Father’s day. It just doesn’t seem to receive the same massive hallmark outpouring as Mother’s day. And yet, contrary to what media has tried to tell us these past decades, dad’s can be pretty important to a child’s development.
So, I thought I’d introduce you to my dad, the man who played a very important part of shaping who I am as a woman today. ( And I know you all think I’m pretty damn amazing, so there you go.)
Stuart Livingstone Miller. There is some disagreement as to whether that “e” ought to be at the end of his 2nd name. New Englander born and raised. Massachusetts born.
Then raised in this house in Portland, Maine
When he grew up, he went to West Point Military Academy, where he met my mom, Betty Catharine, who was a nurse in NYC. Upon his graduation, they were married at the chapel at West Point, crossed swords and all.
They honeymooned at that most popular destination, Niagara Falls, NY.
His country called, and he deployed to the war zone in Korea, where, on his first day of duty, taking over command from David Hackworth, he was called upon to negotiate a hostage release with a soldier who just couldn’t deal with the battle stress any longer, and was holding a gun to the head of a fellow GI. My dad traded places with him and talked the guy down.
He served his country proudly, rotating overseas to Germany to participate in the Berlin air drop, plus two other times there in various locales. I remember one of our tours in Germany when the 6 Day war happened, between Israel, Syria, Jordan and Egypt. I’d come home from school never knowing if my dad would be home or be gone. Tense time, even at my young age.
He spent 6 months over in Turkey, on a solitary tour.
He spent 20 years in the Army, and retired as a Lt Colonel. At the end of his career, he had the choice of either going to Vietnam or retiring. You do the math. Eight dependents, nine counting my mom (though she hated that term, as do I!) Already 24 years of service, constantly traveling with the military-he retired honorably.

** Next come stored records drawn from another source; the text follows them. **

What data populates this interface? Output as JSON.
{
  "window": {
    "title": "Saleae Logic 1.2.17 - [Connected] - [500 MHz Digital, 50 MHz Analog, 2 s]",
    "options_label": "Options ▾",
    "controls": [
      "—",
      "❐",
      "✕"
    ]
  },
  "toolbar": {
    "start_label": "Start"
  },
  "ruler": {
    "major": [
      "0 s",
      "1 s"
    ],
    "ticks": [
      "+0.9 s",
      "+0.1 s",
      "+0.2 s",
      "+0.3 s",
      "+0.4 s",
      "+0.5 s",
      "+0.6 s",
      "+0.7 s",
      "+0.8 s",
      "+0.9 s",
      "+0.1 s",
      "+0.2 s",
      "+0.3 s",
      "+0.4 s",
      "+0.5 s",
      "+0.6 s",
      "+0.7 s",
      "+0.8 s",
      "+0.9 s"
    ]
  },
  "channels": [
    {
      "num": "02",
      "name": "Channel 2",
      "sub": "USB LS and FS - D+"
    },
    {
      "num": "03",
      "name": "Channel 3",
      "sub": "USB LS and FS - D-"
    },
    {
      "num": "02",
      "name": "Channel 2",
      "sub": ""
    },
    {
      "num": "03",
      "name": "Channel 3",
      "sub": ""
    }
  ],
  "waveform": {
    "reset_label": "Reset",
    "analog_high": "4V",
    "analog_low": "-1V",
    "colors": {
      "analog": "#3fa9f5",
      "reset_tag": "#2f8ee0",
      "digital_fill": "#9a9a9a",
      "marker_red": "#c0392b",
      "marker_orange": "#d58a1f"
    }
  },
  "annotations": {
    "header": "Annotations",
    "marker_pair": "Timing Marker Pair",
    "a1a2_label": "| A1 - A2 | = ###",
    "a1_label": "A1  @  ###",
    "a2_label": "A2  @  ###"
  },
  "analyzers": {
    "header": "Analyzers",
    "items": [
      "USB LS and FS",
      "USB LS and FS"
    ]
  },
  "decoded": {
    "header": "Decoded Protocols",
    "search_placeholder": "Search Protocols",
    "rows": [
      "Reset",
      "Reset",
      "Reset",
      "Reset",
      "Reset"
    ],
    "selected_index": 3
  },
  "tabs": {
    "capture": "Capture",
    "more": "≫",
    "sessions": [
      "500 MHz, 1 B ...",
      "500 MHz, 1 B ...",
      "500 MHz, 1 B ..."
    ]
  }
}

My mom and dad divorced-no surprise there. He lives out west in Colorado now, remarried. I’ve seen him a couple of times as we’ve traveled as Happily Homeless, and we’ll be visiting him again in the fall on our way out West. I’m so looking forward to seeing him. He’s got a great sense of humor, and he passed that along to me. I have funny memories of childhood Halloweens with him scaring the neighbor kids. When I was 10 I discovered my Scottish roots and went nuts for it. My dad was my compatriot throughout my high school years as I attended Scottish festivals to soak in the excitement of bagpipes and dancers. After my trip to Scotland when I was 16, where I purchased a can of haggis-yes, it comes in cans apparently-I gave it to him as a gift. My next birthday I got it back from him, wrapped. And I sent it again to him for Christmas. We sent it back and forth for years, until one year we didn’t. Somewhere, that can of haggis still exists. Probably ready to explode at this point!

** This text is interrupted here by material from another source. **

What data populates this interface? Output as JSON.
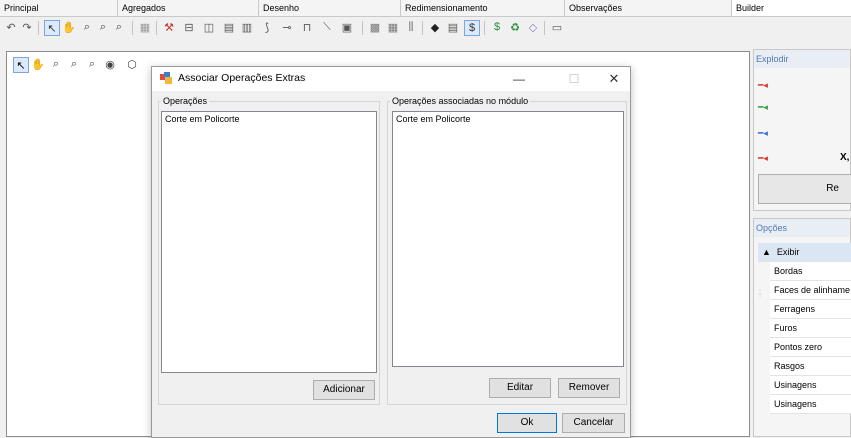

My dad is a decent man. He doesn’t think his life has amounted to much. I disagree. Yeah, he isn’t famous, but he matters. My siblings and I aren’t particularly close, some of us, and we’ve had to do some healing work along the way, but we’re all strong, intelligent adults, and we’re raising strong kids. He’s a good man, and I called him today to make sure he knows I think so. And that I love him. He’s my dad.